Great Barrington Green vs Lamp Black
Great Barrington Green is a Benjamin Moore color while Lamp Black comes from Little Greene. Great Barrington Green reads as green-grey, while Lamp Black reads as grey — two distinct hue families, not close cousins. At LRV 21 vs 3, Great Barrington Green will read as the brighter of the two — a 19-point gap that matters most in north-facing or low-light rooms. The tonal difference — Great Barrington Green's green character against Lamp Black's purple — becomes most visible against white trim or in morning light. At ΔE 37.8, these are genuinely distinct colors — a strong contrast if used together, or a meaningful choice between two different directions. Below you'll find 3 real-room photo comparisons where both colors appear side by side, plus 5 simulated room previews.

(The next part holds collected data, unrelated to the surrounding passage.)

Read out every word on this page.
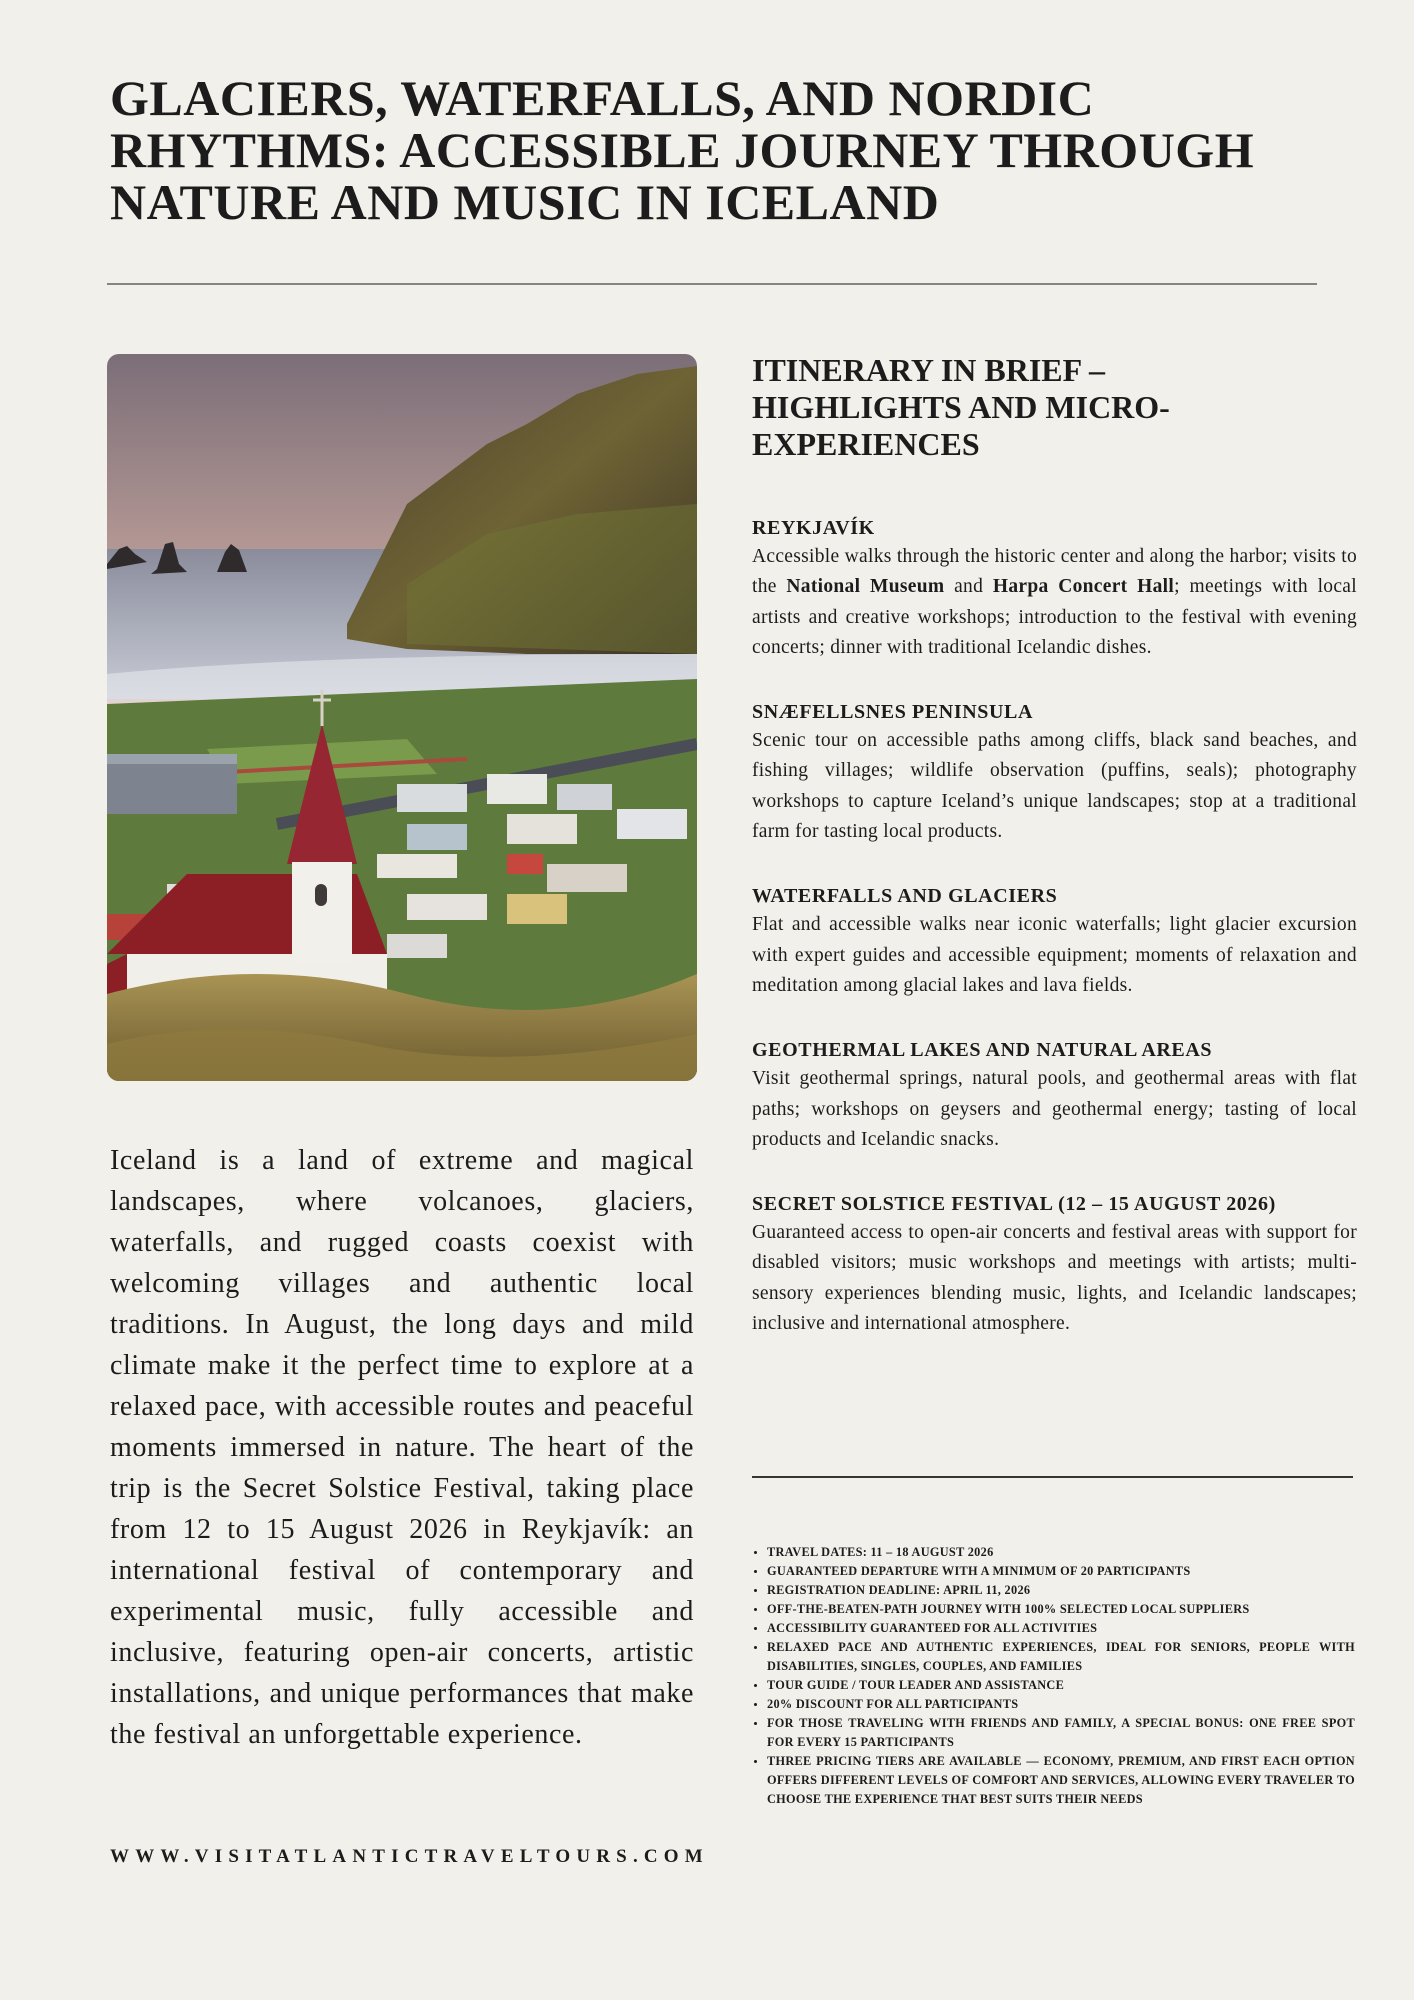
GLACIERS, WATERFALLS, AND NORDIC RHYTHMS: ACCESSIBLE JOURNEY THROUGH NATURE AND MUSIC IN ICELAND

Iceland is a land of extreme and magical landscapes, where volcanoes, glaciers, waterfalls, and rugged coasts coexist with welcoming villages and authentic local traditions. In August, the long days and mild climate make it the perfect time to explore at a relaxed pace, with accessible routes and peaceful moments immersed in nature. The heart of the trip is the Secret Solstice Festival, taking place from 12 to 15 August 2026 in Reykjavík: an international festival of contemporary and experimental music, fully accessible and inclusive, featuring open-air concerts, artistic installations, and unique performances that make the festival an unforgettable experience.

WWW.VISITATLANTICTRAVELTOURS.COM

ITINERARY IN BRIEF – HIGHLIGHTS AND MICRO-EXPERIENCES
REYKJAVÍK

Accessible walks through the historic center and along the harbor; visits to the National Museum and Harpa Concert Hall; meetings with local artists and creative workshops; introduction to the festival with evening concerts; dinner with traditional Icelandic dishes.

SNÆFELLSNES PENINSULA

Scenic tour on accessible paths among cliffs, black sand beaches, and fishing villages; wildlife observation (puffins, seals); photography workshops to capture Iceland’s unique landscapes; stop at a traditional farm for tasting local products.

WATERFALLS AND GLACIERS

Flat and accessible walks near iconic waterfalls; light glacier excursion with expert guides and accessible equipment; moments of relaxation and meditation among glacial lakes and lava fields.

GEOTHERMAL LAKES AND NATURAL AREAS

Visit geothermal springs, natural pools, and geothermal areas with flat paths; workshops on geysers and geothermal energy; tasting of local products and Icelandic snacks.

SECRET SOLSTICE FESTIVAL (12 – 15 AUGUST 2026)

Guaranteed access to open-air concerts and festival areas with support for disabled visitors; music workshops and meetings with artists; multi-sensory experiences blending music, lights, and Icelandic landscapes; inclusive and international atmosphere.

• TRAVEL DATES: 11 – 18 AUGUST 2026
• GUARANTEED DEPARTURE WITH A MINIMUM OF 20 PARTICIPANTS
• REGISTRATION DEADLINE: APRIL 11, 2026
• OFF-THE-BEATEN-PATH JOURNEY WITH 100% SELECTED LOCAL SUPPLIERS
• ACCESSIBILITY GUARANTEED FOR ALL ACTIVITIES
• RELAXED PACE AND AUTHENTIC EXPERIENCES, IDEAL FOR SENIORS, PEOPLE WITH DISABILITIES, SINGLES, COUPLES, AND FAMILIES
• TOUR GUIDE / TOUR LEADER AND ASSISTANCE
• 20% DISCOUNT FOR ALL PARTICIPANTS
• FOR THOSE TRAVELING WITH FRIENDS AND FAMILY, A SPECIAL BONUS: ONE FREE SPOT FOR EVERY 15 PARTICIPANTS
• THREE PRICING TIERS ARE AVAILABLE — ECONOMY, PREMIUM, AND FIRST EACH OPTION OFFERS DIFFERENT LEVELS OF COMFORT AND SERVICES, ALLOWING EVERY TRAVELER TO CHOOSE THE EXPERIENCE THAT BEST SUITS THEIR NEEDS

Great Barrington Green vs Lamp Black in Real Spaces
3 real rooms side by side. Seeing Great Barrington Green and Lamp Black in actual rooms makes the difference concrete; browse the spaces below to get a feel for how each color lives on a wall.
Bedroom
Bedroom walls are often seen under warm artificial light, a context that shifts both colors from how they look on a chip. The LRV gap is large enough that Great Barrington Green will make the room feel meaningfully brighter than Lamp Black would.
Bathroom
Bathrooms amplify color — the enclosed space and reflective surfaces make what reads subtle elsewhere feel more present here. The LRV gap is large enough that Great Barrington Green will make the room feel meaningfully brighter than Lamp Black would.
Front Door
Front doors are seen in isolation against the rest of the facade, which makes them a high-stakes surface where even subtle differences matter. Great Barrington Green returns significantly more light to the room — in a smaller or darker space, that difference in perceived brightness is hard to miss.
Color Details
Great Barrington Green vs Lamp Black Simulated Comparison
5 simulated room previews — drag the slider on each to see Great Barrington Green on one side and Lamp Black on the other.

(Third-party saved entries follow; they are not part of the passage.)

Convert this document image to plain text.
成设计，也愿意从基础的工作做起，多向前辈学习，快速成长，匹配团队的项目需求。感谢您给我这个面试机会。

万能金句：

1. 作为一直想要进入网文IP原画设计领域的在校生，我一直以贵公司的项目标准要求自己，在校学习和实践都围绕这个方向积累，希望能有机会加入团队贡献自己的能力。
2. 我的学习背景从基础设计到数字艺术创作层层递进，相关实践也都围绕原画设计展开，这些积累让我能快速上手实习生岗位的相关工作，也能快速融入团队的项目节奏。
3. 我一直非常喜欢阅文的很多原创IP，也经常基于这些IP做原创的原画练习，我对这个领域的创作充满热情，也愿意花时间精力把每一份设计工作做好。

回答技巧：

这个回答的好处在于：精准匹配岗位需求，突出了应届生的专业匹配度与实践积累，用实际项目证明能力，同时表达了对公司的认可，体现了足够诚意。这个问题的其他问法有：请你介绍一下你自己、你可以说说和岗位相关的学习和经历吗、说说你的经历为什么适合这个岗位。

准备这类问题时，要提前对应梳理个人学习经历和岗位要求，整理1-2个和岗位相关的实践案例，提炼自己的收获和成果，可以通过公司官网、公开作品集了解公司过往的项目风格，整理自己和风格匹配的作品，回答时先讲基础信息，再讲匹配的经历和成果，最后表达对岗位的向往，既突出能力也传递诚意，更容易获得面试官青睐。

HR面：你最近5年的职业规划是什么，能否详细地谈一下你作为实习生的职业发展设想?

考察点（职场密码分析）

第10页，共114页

Digital color is approximate. These simulations are generated from the manufacturer's hex values and overlaid on grayscale room photos — your screen's calibration, brightness, and viewing angle all affect how they render. Before committing to either color, test physical samples in your own space under the light you actually live with.
More Great Barrington Green comparisons
See how Great Barrington Green stacks up against other well-photographed colors across different brands and tones.